The litigation initiated by Hood and then-Connecticut AG Richard Blumenthal (now a U.S. senator) challenged the neutrality and truthfulness of ratings awarded to mortgage-backed securities by both S&P and Moody’s. The Moody’s litigation is continuing separately.
Mississippi and Connecticut initially fell short after a federal court upheld claims of the rating agencies that the First Amendment protected their negligent action. “They claimed they were just ‘puffing’ in the ratings and that ‘puffing’ was free speech,” Hood said in the email.
By 2010, it seemed the credit rating agencies were getting off scot free, Hood said. “This was something we wanted to change.”
In the meantime, Connecticut’s Blumenthal proposed that Hood team with him for a new challenge. The partnership led to the filing of a new suit in May 2011.
A year later, Illinois joined the suit. In 2013, the Justice Department and 17 other states joined. This, Hood said, “caused the case to settle much quicker.”
The legal claims of the case were under the Consumer Protection Act (CPA) for disgorgement and penalties, Hood said.
Disgorgement is a legal term for forcing a person or entity to return money wrongfully gained. In this instance, the suit sought to “disgorge S&P of its ill-gotten gains from the rating of mortgage-backed securities (MBS) and collateral debt obligations (CDO) derived from these MBS,” Hood said.
The suit argued that S&P violated Mississippi’s Consumer Protection Act by making deceptive statements that its business model with respect to mortgage-backed securities and certain collateral debt obligations was objective and independent.
“S&P knew this was not true,” Hood said.
If credit rating agencies such as S&P are lying when they say their business model is independent and objective, then “their services are worthless,” he added.
The agencies could puff up their claims about mortgage- backed securities, but they “had no right to mislead investors under the state CPAs,” Hood said.
At a Washington, DC, press conference announcing the settlement, Hood said the ratings agencies portrayed themselves as “pure as the driven snow…. You expected the banks to do some things slippery, but the credit rating agencies were supposed to be the ones we looked to.”
Likewise, U.S. Attorney General Eric Holder said that while awarding top ratings to undeserving investments “may have helped S&P avoid disappointing its clients, it did major harm to the larger economy, contributing to the worst financial crisis since the Great Depression.”
The action taken by Hood and the others did not seek to recover investment losses for institutional investors such as the Mississippi Employees Retirement System, or PERS, or individual investors, according to Hood.
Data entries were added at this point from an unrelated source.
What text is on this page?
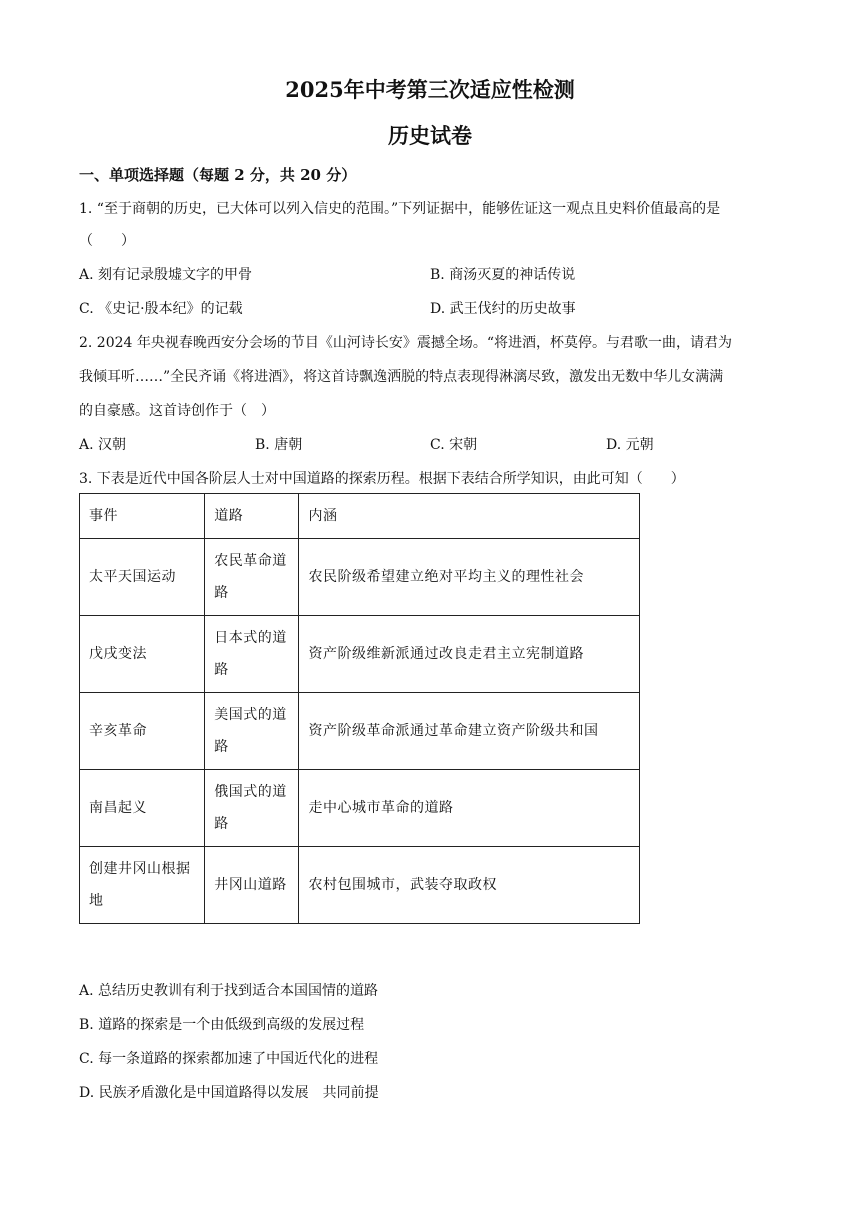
2025年中考第三次适应性检测
历史试卷
一、单项选择题（每题 2 分，共 20 分）
1. “至于商朝的历史，已大体可以列入信史的范围。”下列证据中，能够佐证这一观点且史料价值最高的是
（　　）
A. 刻有记录殷墟文字的甲骨	B. 商汤灭夏的神话传说
C. 《史记·殷本纪》的记载	D. 武王伐纣的历史故事
2. 2024 年央视春晚西安分会场的节目《山河诗长安》震撼全场。“将进酒，杯莫停。与君歌一曲，请君为
我倾耳听……”全民齐诵《将进酒》，将这首诗飘逸洒脱的特点表现得淋漓尽致，激发出无数中华儿女满满
的自豪感。这首诗创作于（　）
A. 汉朝	B. 唐朝	C. 宋朝	D. 元朝
3. 下表是近代中国各阶层人士对中国道路的探索历程。根据下表结合所学知识，由此可知（　　）
事件	道路	内涵
太平天国运动	农民革命道路	农民阶级希望建立绝对平均主义的理性社会
戊戌变法	日本式的道路	资产阶级维新派通过改良走君主立宪制道路
辛亥革命	美国式的道路	资产阶级革命派通过革命建立资产阶级共和国
南昌起义	俄国式的道路	走中心城市革命的道路
创建井冈山根据地	井冈山道路	农村包围城市，武装夺取政权
A. 总结历史教训有利于找到适合本国国情的道路
B. 道路的探索是一个由低级到高级的发展过程
C. 每一条道路的探索都加速了中国近代化的进程
D. 民族矛盾激化是中国道路得以发展　共同前提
He emphasized the suit did not attack the ratings themselves, but instead focused “on the lie that S&P told to the public.”
Private securities’ fraud lawsuits against S&P for the same conduct have been largely unsuccessful, Hood said in his email reply.
Consequently, victims who “lost their homes, investors and our PERS are still suffering from the greed of the investment houses and the ratings agencies,” he said.